In spite of the circumstances surrounding this change, I am pleased with the result, as are the other Gaim developers. It looks like most users are, too, judging by the feedback we're hearing. There is certainly a vocal faction which hates the new name, and is loudly proclaiming this to anyone who will listen, but it seems to be a small minority. I have to assume that they just don't get the joke.

There remains a lot of work to do before Pidgin is released, but I (we) have every hope that, now that the legal specter is at least under control, if not gone, said work can move quite rapidly. As can be seen from the web site at pidgin.im, as well as the bug tracker and development pages, a lot of branding is left to be handled -- the current web pages are basically just the old Gaim pages, for example.

You can find out about all of that anywhere, though; I'd like to take just a moment and plug our new revision control system, if I could.
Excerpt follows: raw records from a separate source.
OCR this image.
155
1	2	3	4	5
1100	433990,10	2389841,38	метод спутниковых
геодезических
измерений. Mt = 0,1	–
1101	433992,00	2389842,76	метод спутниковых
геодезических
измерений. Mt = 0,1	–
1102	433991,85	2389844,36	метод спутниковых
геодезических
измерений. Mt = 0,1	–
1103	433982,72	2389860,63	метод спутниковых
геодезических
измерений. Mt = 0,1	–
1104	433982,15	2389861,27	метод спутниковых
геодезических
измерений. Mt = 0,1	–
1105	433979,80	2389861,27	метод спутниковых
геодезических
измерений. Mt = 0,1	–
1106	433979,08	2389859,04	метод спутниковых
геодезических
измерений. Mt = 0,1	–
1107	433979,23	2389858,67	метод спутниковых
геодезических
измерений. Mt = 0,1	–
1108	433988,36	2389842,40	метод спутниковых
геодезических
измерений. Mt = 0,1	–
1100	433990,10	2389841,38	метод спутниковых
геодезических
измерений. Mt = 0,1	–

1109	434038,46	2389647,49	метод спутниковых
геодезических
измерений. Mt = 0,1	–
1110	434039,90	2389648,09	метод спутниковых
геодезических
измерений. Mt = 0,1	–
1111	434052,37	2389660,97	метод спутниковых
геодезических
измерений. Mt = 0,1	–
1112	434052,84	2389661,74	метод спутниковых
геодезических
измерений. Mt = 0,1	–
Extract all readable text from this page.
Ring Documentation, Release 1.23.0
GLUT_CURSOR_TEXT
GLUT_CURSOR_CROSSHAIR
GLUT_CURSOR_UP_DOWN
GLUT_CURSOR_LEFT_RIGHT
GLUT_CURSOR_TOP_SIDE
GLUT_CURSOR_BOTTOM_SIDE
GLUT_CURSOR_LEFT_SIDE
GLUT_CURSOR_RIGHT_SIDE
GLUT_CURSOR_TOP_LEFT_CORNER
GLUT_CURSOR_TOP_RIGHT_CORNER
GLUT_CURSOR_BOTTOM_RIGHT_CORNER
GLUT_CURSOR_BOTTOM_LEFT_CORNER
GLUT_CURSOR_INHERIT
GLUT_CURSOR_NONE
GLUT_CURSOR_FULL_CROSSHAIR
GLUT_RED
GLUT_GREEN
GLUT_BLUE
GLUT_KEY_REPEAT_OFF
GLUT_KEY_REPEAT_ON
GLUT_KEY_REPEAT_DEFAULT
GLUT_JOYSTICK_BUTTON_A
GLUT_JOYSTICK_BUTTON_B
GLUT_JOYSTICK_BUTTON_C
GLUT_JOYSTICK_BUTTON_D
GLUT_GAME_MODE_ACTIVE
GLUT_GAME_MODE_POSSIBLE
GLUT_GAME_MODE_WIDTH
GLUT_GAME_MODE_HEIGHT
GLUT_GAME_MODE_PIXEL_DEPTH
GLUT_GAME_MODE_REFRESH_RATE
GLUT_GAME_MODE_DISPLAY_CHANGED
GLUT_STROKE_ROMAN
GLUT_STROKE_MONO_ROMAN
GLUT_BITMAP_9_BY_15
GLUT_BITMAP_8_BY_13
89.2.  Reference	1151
With the move to our own hosting at pidgin.im, we are no longer tied to SourceForge's Subversion. Being a large and active project, we have experienced a lot of pain due to the limitations of SVN, specifically, and the centralized version control system (VCS) model, generically. Due to this pain, when the opportunity presented itself, we jumped ship to a distributed VCS (DVCS). After some debate, we settled on monotone, which I have been using individually for various projects for some time, now. This should have a lot of benefits, going forward. For starters:

  • There is no longer any divide between "user" and "developer", as far as the VCS is concerned. This means that third-party developers, users, and patch writers can use all of the power of the revision control system that was previously available only to "official" developers. This is a huge step forward for the open source development model, and will hopefully help simplify the acceptance of patches and code contributions from external developers.

  • Branching and merging are reasonable things to do, for basically any reason. This should make parallel development of more complex features simpler. In the history of Gaim, there were several points where all development but a particular major core change ground to a screeching halt while that major change was shaken up, largely due to VCS limitations with first CVS, and then SVN. This sort of snafu should be minimized, with monotone.

  • Developer-to-developer interaction is much simpler. Eventually, hopefully patches can be largely superceded by monotone revision syncs. This facilitates better communication (commit logs with coherent commit messages are available, the history of design is visible, etc.) and more rapid back-and-forth refinement.

Monotone still has some distance to go before it's perfect, but it's getting closer all the time -- and it's certainly an improvement over the old way. I'm excited for Pidgin, with all of the new development and interaction opportunities it presents.